5 lutego 2011, 22:33
@:))((: Twoja ironia jest kompletnie nie trafiona. Jeśli uważasz, że przez bycie dobrym pracownikiem nie można dać świadectwa to cóż... To już Twój problem/Twoja opinia.
:
:))((:
5 lutego 2011, 22:25
Być światłem świata? Hmm.... A choćby przez to, że podczas tych godzin w pracy będzie uczciwy, sprawiedliwy, będzie szanował swoją pracę i przełożonych i będzie fachowcem w swojej branży. Wtedy będzie dawał świadectwo czyli będzie światłem dla świata. Tak,tak...a przemieszczając sie do domu bedzie "omadlał" podróż w intencji swoich bliskich i swej własnej.
R
roman
5 lutego 2011, 21:43
Być światłem świata? Hmm.... A choćby przez to, że podczas tych godzin w pracy będzie uczciwy, sprawiedliwy, będzie szanował swoją pracę i przełożonych i będzie fachowcem w swojej branży.
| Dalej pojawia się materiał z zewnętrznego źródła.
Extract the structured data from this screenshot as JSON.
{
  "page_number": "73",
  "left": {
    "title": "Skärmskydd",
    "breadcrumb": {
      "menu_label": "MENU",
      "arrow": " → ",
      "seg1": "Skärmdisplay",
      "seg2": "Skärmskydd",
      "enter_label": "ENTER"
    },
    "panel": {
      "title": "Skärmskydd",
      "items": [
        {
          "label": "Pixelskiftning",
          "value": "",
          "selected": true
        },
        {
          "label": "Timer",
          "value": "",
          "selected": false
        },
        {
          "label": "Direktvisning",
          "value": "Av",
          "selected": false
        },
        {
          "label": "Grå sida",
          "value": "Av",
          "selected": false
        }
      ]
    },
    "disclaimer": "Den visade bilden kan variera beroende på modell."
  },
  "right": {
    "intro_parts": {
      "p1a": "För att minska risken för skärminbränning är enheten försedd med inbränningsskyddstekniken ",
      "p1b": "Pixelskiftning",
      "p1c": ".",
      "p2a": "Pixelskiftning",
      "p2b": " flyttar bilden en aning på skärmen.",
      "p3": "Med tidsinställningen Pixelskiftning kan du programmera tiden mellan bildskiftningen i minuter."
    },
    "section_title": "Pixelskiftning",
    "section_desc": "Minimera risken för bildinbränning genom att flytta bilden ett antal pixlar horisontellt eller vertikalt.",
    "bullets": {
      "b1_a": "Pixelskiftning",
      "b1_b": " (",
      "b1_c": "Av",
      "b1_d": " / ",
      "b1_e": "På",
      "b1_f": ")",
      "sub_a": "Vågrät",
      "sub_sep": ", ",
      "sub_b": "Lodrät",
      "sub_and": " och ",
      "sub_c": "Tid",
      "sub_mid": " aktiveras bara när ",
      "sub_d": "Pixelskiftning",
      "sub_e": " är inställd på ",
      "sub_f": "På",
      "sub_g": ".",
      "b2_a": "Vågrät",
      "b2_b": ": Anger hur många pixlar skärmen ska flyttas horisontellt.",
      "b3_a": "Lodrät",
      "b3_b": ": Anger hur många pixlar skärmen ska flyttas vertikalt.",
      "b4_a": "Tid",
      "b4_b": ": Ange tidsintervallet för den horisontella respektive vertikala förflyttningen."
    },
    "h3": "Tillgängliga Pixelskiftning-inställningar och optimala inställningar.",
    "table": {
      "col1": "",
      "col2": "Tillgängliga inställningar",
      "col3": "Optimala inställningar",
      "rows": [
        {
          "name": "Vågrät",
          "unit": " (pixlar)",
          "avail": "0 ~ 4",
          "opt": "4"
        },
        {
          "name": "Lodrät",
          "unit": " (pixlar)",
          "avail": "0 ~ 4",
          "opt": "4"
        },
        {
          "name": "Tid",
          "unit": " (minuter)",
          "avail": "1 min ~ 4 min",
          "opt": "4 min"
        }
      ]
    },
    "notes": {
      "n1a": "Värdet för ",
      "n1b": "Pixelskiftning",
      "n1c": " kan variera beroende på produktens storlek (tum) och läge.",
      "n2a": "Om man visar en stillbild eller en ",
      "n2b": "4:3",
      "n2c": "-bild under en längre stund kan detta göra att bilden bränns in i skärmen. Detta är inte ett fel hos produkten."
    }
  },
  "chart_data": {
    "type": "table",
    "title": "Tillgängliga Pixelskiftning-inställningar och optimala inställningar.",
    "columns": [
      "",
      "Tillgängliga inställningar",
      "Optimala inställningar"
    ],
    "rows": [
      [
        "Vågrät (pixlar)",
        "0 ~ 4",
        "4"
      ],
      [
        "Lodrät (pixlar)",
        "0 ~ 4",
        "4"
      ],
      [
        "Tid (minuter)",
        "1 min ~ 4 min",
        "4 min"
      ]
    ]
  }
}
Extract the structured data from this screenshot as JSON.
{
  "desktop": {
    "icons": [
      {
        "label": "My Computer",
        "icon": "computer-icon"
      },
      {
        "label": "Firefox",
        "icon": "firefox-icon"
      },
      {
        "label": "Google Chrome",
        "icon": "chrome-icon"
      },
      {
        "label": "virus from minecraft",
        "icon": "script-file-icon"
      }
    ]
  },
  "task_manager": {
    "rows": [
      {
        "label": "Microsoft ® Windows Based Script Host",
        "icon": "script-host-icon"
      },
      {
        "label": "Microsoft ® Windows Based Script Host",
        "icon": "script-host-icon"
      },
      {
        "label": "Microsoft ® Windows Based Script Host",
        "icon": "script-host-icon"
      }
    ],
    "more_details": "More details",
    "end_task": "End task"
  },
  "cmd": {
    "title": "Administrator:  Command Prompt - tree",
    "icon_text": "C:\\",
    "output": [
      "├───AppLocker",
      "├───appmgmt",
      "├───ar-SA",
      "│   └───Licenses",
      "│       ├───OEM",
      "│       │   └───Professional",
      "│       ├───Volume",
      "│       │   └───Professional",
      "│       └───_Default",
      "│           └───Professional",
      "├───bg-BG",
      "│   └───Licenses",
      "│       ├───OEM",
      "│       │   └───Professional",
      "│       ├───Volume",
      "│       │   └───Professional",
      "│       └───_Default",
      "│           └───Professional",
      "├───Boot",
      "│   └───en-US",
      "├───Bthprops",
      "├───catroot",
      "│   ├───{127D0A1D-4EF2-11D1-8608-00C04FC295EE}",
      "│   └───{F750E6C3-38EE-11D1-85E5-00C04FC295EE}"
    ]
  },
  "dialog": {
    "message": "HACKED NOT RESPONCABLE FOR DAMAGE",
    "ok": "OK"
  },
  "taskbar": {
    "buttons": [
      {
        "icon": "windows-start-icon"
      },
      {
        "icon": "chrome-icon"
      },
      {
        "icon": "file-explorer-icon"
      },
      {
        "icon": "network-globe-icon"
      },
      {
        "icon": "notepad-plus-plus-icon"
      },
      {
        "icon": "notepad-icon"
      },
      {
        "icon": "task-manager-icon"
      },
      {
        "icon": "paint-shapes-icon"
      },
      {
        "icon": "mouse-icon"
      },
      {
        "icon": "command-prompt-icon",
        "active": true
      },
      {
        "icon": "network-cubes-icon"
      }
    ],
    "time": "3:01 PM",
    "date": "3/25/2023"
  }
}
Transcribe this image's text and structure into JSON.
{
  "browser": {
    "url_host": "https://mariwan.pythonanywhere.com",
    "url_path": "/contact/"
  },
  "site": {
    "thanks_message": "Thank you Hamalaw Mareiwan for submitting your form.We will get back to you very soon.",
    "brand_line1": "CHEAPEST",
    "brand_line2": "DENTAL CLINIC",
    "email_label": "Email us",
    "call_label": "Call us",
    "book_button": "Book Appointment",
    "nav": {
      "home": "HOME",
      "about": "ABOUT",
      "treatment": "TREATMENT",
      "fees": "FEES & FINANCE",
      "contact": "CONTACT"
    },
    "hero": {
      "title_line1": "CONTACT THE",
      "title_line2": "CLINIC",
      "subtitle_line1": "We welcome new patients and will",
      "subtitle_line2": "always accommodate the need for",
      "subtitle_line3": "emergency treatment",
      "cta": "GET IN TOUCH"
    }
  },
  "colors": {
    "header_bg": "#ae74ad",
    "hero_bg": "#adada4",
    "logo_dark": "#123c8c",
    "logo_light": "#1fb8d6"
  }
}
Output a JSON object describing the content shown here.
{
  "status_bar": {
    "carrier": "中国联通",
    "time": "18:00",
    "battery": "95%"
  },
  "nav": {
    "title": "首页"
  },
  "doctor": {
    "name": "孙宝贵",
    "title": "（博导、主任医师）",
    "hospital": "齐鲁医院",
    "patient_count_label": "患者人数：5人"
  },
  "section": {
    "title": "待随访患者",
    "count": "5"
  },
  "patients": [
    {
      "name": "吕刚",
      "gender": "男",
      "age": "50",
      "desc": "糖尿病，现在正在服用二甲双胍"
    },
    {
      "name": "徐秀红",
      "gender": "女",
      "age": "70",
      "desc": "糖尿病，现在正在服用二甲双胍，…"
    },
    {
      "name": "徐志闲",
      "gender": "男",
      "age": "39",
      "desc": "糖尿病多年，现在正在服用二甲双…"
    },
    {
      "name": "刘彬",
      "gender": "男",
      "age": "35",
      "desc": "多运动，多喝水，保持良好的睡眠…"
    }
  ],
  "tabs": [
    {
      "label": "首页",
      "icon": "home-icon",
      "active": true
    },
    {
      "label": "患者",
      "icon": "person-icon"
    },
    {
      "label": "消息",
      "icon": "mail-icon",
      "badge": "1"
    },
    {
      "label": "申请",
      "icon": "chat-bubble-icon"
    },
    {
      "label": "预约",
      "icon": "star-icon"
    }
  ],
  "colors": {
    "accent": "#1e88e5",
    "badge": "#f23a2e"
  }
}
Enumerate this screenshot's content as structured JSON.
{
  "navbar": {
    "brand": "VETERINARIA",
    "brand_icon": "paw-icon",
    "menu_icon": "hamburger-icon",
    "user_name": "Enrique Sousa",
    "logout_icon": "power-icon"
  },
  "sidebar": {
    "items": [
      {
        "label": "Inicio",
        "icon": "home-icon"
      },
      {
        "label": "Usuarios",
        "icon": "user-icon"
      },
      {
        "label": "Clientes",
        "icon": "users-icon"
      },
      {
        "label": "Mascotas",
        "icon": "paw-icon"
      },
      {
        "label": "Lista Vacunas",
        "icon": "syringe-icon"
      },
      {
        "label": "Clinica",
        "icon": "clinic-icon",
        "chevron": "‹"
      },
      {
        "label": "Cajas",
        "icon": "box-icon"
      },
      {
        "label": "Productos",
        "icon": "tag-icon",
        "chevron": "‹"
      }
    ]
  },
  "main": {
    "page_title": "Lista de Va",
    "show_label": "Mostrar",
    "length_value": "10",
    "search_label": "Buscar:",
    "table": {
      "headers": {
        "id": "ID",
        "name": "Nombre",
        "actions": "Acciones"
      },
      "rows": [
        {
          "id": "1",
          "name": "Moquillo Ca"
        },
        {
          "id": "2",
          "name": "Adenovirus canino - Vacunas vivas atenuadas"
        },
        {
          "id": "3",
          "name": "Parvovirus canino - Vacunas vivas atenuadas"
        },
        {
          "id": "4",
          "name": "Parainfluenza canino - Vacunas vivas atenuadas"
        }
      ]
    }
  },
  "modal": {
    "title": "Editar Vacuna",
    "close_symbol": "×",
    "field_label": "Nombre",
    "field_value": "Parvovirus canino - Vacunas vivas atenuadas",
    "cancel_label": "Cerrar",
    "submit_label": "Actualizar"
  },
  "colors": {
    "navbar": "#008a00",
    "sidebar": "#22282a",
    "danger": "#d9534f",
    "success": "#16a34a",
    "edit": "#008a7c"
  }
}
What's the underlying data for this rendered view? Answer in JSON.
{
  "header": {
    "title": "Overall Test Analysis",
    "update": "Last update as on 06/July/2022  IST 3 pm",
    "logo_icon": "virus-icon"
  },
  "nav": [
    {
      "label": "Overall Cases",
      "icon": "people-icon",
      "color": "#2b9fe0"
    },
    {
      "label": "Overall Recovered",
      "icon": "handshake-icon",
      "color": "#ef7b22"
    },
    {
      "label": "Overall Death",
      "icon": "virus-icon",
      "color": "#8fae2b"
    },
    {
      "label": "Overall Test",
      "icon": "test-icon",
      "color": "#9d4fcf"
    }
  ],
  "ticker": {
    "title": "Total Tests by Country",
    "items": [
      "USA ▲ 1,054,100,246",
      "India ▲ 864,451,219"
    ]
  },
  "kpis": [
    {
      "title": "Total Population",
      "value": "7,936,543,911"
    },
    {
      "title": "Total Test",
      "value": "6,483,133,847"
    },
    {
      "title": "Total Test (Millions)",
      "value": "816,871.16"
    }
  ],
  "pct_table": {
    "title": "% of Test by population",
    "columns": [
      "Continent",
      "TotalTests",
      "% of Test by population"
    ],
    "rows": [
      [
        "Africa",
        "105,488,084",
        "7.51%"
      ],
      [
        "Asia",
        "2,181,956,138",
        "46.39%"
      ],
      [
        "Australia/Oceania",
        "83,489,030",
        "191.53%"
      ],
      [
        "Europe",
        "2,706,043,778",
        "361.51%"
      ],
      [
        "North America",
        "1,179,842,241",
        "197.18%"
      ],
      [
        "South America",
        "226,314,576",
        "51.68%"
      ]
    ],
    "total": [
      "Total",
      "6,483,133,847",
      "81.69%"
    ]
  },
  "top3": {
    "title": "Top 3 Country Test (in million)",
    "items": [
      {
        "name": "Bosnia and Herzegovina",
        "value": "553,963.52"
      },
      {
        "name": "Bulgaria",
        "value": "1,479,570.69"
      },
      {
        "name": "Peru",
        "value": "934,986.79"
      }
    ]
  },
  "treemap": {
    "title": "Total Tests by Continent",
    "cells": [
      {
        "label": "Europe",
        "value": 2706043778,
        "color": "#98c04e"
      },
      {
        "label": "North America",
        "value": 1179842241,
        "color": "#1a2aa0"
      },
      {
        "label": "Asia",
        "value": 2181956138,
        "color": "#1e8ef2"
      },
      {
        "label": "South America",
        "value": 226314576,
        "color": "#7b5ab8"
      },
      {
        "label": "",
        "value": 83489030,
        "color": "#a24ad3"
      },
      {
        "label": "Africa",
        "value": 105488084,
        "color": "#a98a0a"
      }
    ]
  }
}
Wtedy będzie dawał świadectwo czyli będzie światłem dla świata.
S
slash
5 lutego 2011, 21:16
 jestem ciekaw jak ma to życie kwitnąć, jak ma być solą ziemi dla pracownika magazynu, sklepu z materiałami budowlanymi, który pracuje 9, 10 godzin na dobę i jest od wydawania i sprzedawania towarów, kolejne 2 godziny zajmuje mu przemieszczanie się między domem a pracą, a potem to już relaks, albo drugi etat przy dzieciach, jak on ma dawać z siebie więcej, magis? jak ma być solą ziemi, przez co?